The Medicaid rates for psychologists are calculated in accordance with 1 TAC §355.8081 and §355.8085. Providers can refer to the OFL or the applicable fee schedule on the TMHP website at www.tmhp.com. An FQHC is reimbursed for psychological services according to its specific Prospective Payment System (PPS) rate per visit calculated in accordance with 1 TAC §355.8261.
A freestanding psychiatric hospital or facility is reimbursed for psychological services in accordance with 1 TAC §355.8060.
Refer to:
Section 3: TMHP Electronic Data Interchange (EDI) (Vol. 1, General Information) for information on electronic claims submissions.
Section 4, “Federally Qualified Health Center (FQHC)” in the Clinics and Other Outpatient Facility Services Handbook (Vol. 2, Provider Handbooks) for more information.
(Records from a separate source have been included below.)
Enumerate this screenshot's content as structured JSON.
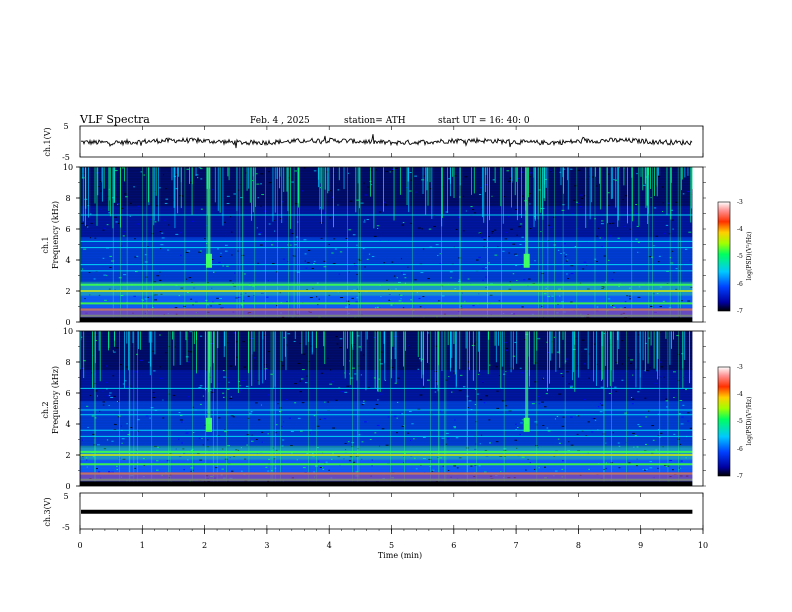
{
  "header": {
    "title": "VLF  Spectra",
    "date": "Feb. 4  , 2025",
    "station": "station= ATH",
    "start": "start  UT  =    16: 40: 0"
  },
  "chart_data": [
    {
      "type": "line",
      "panel": "ch1-waveform",
      "ylabel": "ch.1(V)",
      "ylim": [
        -5,
        5
      ],
      "yticks": [
        "5",
        "-5"
      ],
      "baseline": 0,
      "color": "#000000"
    },
    {
      "type": "heatmap",
      "panel": "ch1-spectrogram",
      "ylabel": "ch.1\nFrequency  (kHz)",
      "ylabel_top": "ch.1",
      "ylabel_bottom": "Frequency  (kHz)",
      "ylim": [
        0,
        10
      ],
      "yticks": [
        "0",
        "2",
        "4",
        "6",
        "8",
        "10"
      ],
      "colorbar": {
        "label": "log(PSD)(V²/Hz)",
        "ticks": [
          "-3",
          "-4",
          "-5",
          "-6",
          "-7"
        ],
        "range": [
          -7,
          -3
        ]
      },
      "bands_khz": [
        0.4,
        0.8,
        1.2,
        2.0,
        2.4,
        3.3,
        3.7,
        4.8,
        5.2,
        6.9
      ],
      "bursts_min": [
        2.07,
        7.17
      ]
    },
    {
      "type": "heatmap",
      "panel": "ch2-spectrogram",
      "ylabel_top": "ch.2",
      "ylabel_bottom": "Frequency  (kHz)",
      "ylim": [
        0,
        10
      ],
      "yticks": [
        "0",
        "2",
        "4",
        "6",
        "8",
        "10"
      ],
      "colorbar": {
        "label": "log(PSD)(V²/Hz)",
        "ticks": [
          "-3",
          "-4",
          "-5",
          "-6",
          "-7"
        ],
        "range": [
          -7,
          -3
        ]
      },
      "bands_khz": [
        0.4,
        0.8,
        1.4,
        2.0,
        2.2,
        3.2,
        3.6,
        4.6,
        4.9,
        6.3
      ],
      "bursts_min": [
        2.07,
        7.17
      ]
    },
    {
      "type": "line",
      "panel": "ch3-waveform",
      "ylabel": "ch.3(V)",
      "ylim": [
        -5,
        5
      ],
      "yticks": [
        "5",
        "-5"
      ],
      "baseline": -0.2,
      "color": "#000000"
    }
  ],
  "xaxis": {
    "label": "Time  (min)",
    "xlim": [
      0,
      10
    ],
    "ticks": [
      "0",
      "1",
      "2",
      "3",
      "4",
      "5",
      "6",
      "7",
      "8",
      "9",
      "10"
    ],
    "data_end_min": 9.83
  },
  "colors": {
    "background": "#000000",
    "low": "#0000b4",
    "mid": "#00c8ff",
    "high": "#00ff50",
    "peak": "#ff3000"
  }
}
Subsection 4.11.2, “Medicare Part B Crossovers” in Section 4, “Client Eligibility” (Vol. 1, General Information)
Subsection 6.1, “Claims Information” in Section 6, “Claims Filing” (Vol. 1, General Information) for general information about claims filing.
Subsection 6.5, “CMS‑1500 Paper Claim Filing Instructions” in Section 6, “Claims Filing” (Vol. 1, General Information). Blocks that are not referenced are not required for processing by TMHP and may be left blank.
Subsection 2.2, “Fee-for-Service Reimbursement Methodology” in Section 2, “Texas Medicaid Fee-for-Service Reimbursement” (Vol. 1, General Information) for more information about reimbursement.
Subsection 2.7.2, “Part B” in Section 2, “Texas Medicaid Fee-for-Service Reimbursement” (Vol. 1, General Information) for information about how coinsurance and deductibles may be reimbursed by Texas Medicaid.